Юлия помнит, как врач в перинатальном центре сказала ей, что общество жестоко. Иногда она читает комментарии на Ютубе под роликами о детях с синдромом Дауна и признается, что волосы у нее встают дыбом.
– Там пишут, что это какие-то выбракованные люди, которых и рожать не нужно. Не нужно растить, кормить. Толку от них никакого. Только деньги на них выделяются. А тем, кому эти деньги правда нужны, кого нужно развивать, кому нужно помогать, их, этих денег, не остается. И из-за всего этого у меня, наверное, пока еще стадия, когда я не наслаждаюсь материнством, а рассматриваю его как послушание. Я просто буду делать то, что мне сказал Господь. Но, наверное, меня может понять только человек, оказавшийся в такой же жизненной ситуации. Все остальные – это теоретики.
И особое место в этой истории про изоляцию занимает отец ребенка и его семья. Узнав о предполагаемом диагнозе ребенка, они с его мамой в разговорах с Юлией высказали сомнения, что это «их» ребенок.
– Пару раз он, правда, прислал какие-то деньги. Мама позвонила и сказала, что в случае, если вдруг этот ребенок все же их, они меня еще поддержат… Ну и все… Когда я родила, диагноз подтвердился, и я написала об этом отцу ребенка, он просто не ответил. Да, он мне не супруг, никто. Но мне все равно больно. Он мог сказать: «Я не пойду дальше с тобой по этому пути». А тут просто тишина. Полный вакуум. Меня это огорчает даже больше, чем диагноз сына. Я себя чувствую в чем-то виноватой, дефективной, что от меня надо бежать, как черту от ладана… «Это только с Юлей такое могло случиться. У нее же щитовидной железы нет. И рак у нее был». Мне больно об этом думать, да… Конечно, иногда хочется ветхозаветного возмездия. Почему я должна одна это все расхлебывать?!? Но на самом деле это не по-христиански, надо все отпустить. И радоваться, что сын более-менее здоров. Время идет, я все меньше жду, что его отец объявится. И, наверное, он объявится, когда мне это совсем не будет нужно. И не интересно.
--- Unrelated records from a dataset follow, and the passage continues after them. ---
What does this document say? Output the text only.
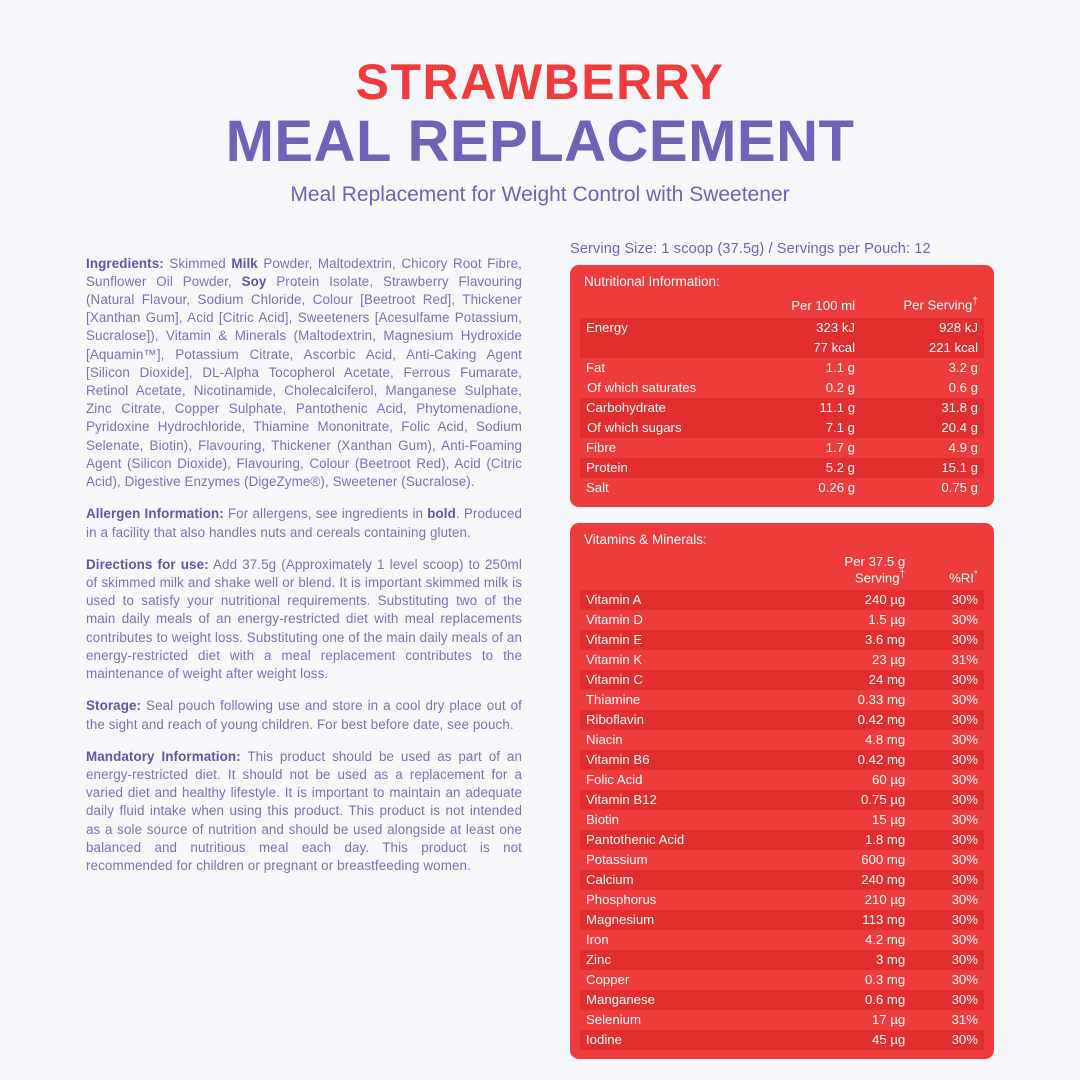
STRAWBERRY
MEAL REPLACEMENT
Meal Replacement for Weight Control with Sweetener

Ingredients: Skimmed Milk Powder, Maltodextrin, Chicory Root Fibre, Sunflower Oil Powder, Soy Protein Isolate, Strawberry Flavouring (Natural Flavour, Sodium Chloride, Colour [Beetroot Red], Thickener [Xanthan Gum], Acid [Citric Acid], Sweeteners [Acesulfame Potassium, Sucralose]), Vitamin & Minerals (Maltodextrin, Magnesium Hydroxide [Aquamin™], Potassium Citrate, Ascorbic Acid, Anti-Caking Agent [Silicon Dioxide], DL-Alpha Tocopherol Acetate, Ferrous Fumarate, Retinol Acetate, Nicotinamide, Cholecalciferol, Manganese Sulphate, Zinc Citrate, Copper Sulphate, Pantothenic Acid, Phytomenadione, Pyridoxine Hydrochloride, Thiamine Mononitrate, Folic Acid, Sodium Selenate, Biotin), Flavouring, Thickener (Xanthan Gum), Anti-Foaming Agent (Silicon Dioxide), Flavouring, Colour (Beetroot Red), Acid (Citric Acid), Digestive Enzymes (DigeZyme®), Sweetener (Sucralose).

Allergen Information: For allergens, see ingredients in bold. Produced in a facility that also handles nuts and cereals containing gluten.

Directions for use: Add 37.5g (Approximately 1 level scoop) to 250ml of skimmed milk and shake well or blend. It is important skimmed milk is used to satisfy your nutritional requirements. Substituting two of the main daily meals of an energy-restricted diet with meal replacements contributes to weight loss. Substituting one of the main daily meals of an energy-restricted diet with a meal replacement contributes to the maintenance of weight after weight loss.

Storage: Seal pouch following use and store in a cool dry place out of the sight and reach of young children. For best before date, see pouch.

Mandatory Information: This product should be used as part of an energy-restricted diet. It should not be used as a replacement for a varied diet and healthy lifestyle. It is important to maintain an adequate daily fluid intake when using this product. This product is not intended as a sole source of nutrition and should be used alongside at least one balanced and nutritious meal each day. This product is not recommended for children or pregnant or breastfeeding women.

Serving Size: 1 scoop (37.5g) / Servings per Pouch: 12
Nutritional Information:
	Per 100 ml	Per Serving†
Energy	323 kJ	928 kJ
	77 kcal	221 kcal
Fat	1.1 g	3.2 g
Of which saturates	0.2 g	0.6 g
Carbohydrate	11.1 g	31.8 g
Of which sugars	7.1 g	20.4 g
Fibre	1.7 g	4.9 g
Protein	5.2 g	15.1 g
Salt	0.26 g	0.75 g
Vitamins & Minerals:
	Per 37.5 g Serving†	%RI*
Vitamin A	240 µg	30%
Vitamin D	1.5 µg	30%
Vitamin E	3.6 mg	30%
Vitamin K	23 µg	31%
Vitamin C	24 mg	30%
Thiamine	0.33 mg	30%
Riboflavin	0.42 mg	30%
Niacin	4.8 mg	30%
Vitamin B6	0.42 mg	30%
Folic Acid	60 µg	30%
Vitamin B12	0.75 µg	30%
Biotin	15 µg	30%
Pantothenic Acid	1.8 mg	30%
Potassium	600 mg	30%
Calcium	240 mg	30%
Phosphorus	210 µg	30%
Magnesium	113 mg	30%
Iron	4.2 mg	30%
Zinc	3 mg	30%
Copper	0.3 mg	30%
Manganese	0.6 mg	30%
Selenium	17 µg	31%
Iodine	45 µg	30%
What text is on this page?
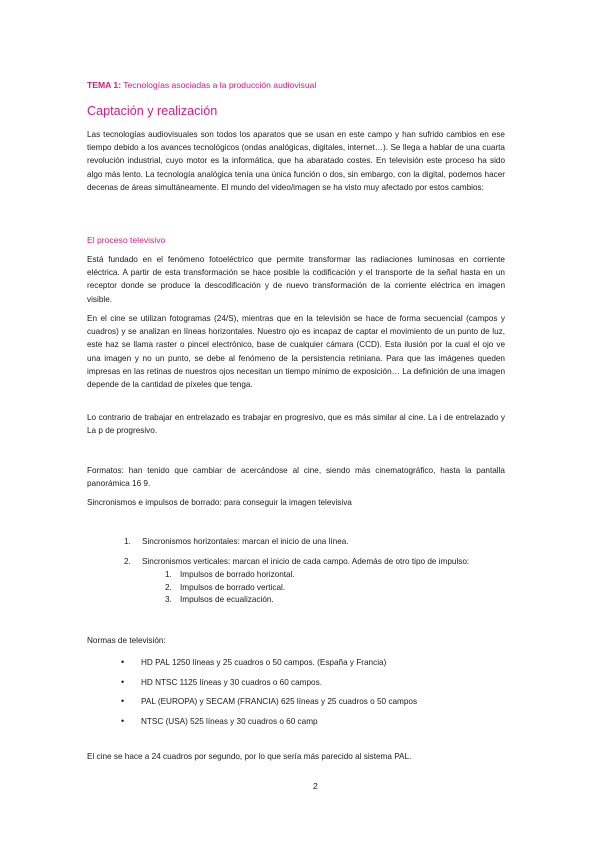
TEMA 1: Tecnologías asociadas a la producción audiovisual
Captación y realización
Las tecnologías audiovisuales son todos los aparatos que se usan en este campo y han sufrido cambios en ese tiempo debido a los avances tecnológicos (ondas analógicas, digitales, internet…). Se llega a hablar de una cuarta revolución industrial, cuyo motor es la informática, que ha abaratado costes. En televisión este proceso ha sido algo más lento. La tecnología analógica tenía una única función o dos, sin embargo, con la digital, podemos hacer decenas de áreas simultáneamente. El mundo del video/imagen se ha visto muy afectado por estos cambios:
El proceso televisivo
Está fundado en el fenómeno fotoeléctrico que permite transformar las radiaciones luminosas en corriente eléctrica. A partir de esta transformación se hace posible la codificación y el transporte de la señal hasta en un receptor donde se produce la descodificación y de nuevo transformación de la corriente eléctrica en imagen visible.
En el cine se utilizan fotogramas (24/S), mientras que en la televisión se hace de forma secuencial (campos y cuadros) y se analizan en líneas horizontales. Nuestro ojo es incapaz de captar el movimiento de un punto de luz, este haz se llama raster o pincel electrónico, base de cualquier cámara (CCD). Esta ilusión por la cual el ojo ve una imagen y no un punto, se debe al fenómeno de la persistencia retiniana. Para que las imágenes queden impresas en las retinas de nuestros ojos necesitan un tiempo mínimo de exposición… La definición de una imagen depende de la cantidad de píxeles que tenga.
Lo contrario de trabajar en entrelazado es trabajar en progresivo, que es más similar al cine. La i de entrelazado y La p de progresivo.
Formatos: han tenido que cambiar de acercándose al cine, siendo más cinematográfico, hasta la pantalla panorámica 16 9.
Sincronismos e impulsos de borrado: para conseguir la imagen televisiva
1. Sincronismos horizontales: marcan el inicio de una línea.
2. Sincronismos verticales: marcan el inicio de cada campo. Además de otro tipo de impulso:
1. Impulsos de borrado horizontal.
2. Impulsos de borrado vertical.
3. Impulsos de ecualización.
Normas de televisión:
• HD PAL 1250 líneas y 25 cuadros o 50 campos. (España y Francia)
• HD NTSC 1125 líneas y 30 cuadros o 60 campos.
• PAL (EUROPA) y SECAM (FRANCIA) 625 líneas y 25 cuadros o 50 campos
• NTSC (USA) 525 líneas y 30 cuadros o 60 camp
El cine se hace a 24 cuadros por segundo, por lo que sería más parecido al sistema PAL.
2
О чем я часто думаю, так это: «Юля! Ты просила всегда быть рядом с Богом. Он тебя услышал. Вот. Будь!»
Непросто принимал племянника брат Юлии. Сначала сторонился, относился с опаской. Но потихонечку втягивается. И, слава Богу, приняла внука мама Юли. Правда, она не хочет сильно думать о будущем. Каким будет внук? Как будет развиваться? Как будет жить? Но, наверное, это и правильно. Это то самое «здесь и сейчас».
– Да и что думать?.. Мы, люди, все равно будущее не видим. И что Господь уготовал моему сыну, я не знаю. Нужно просто жить. И о чем я правда часто думаю, так это: «Юля! Ты просила всегда быть рядом с Богом. Он тебя услышал. Вот. Будь!»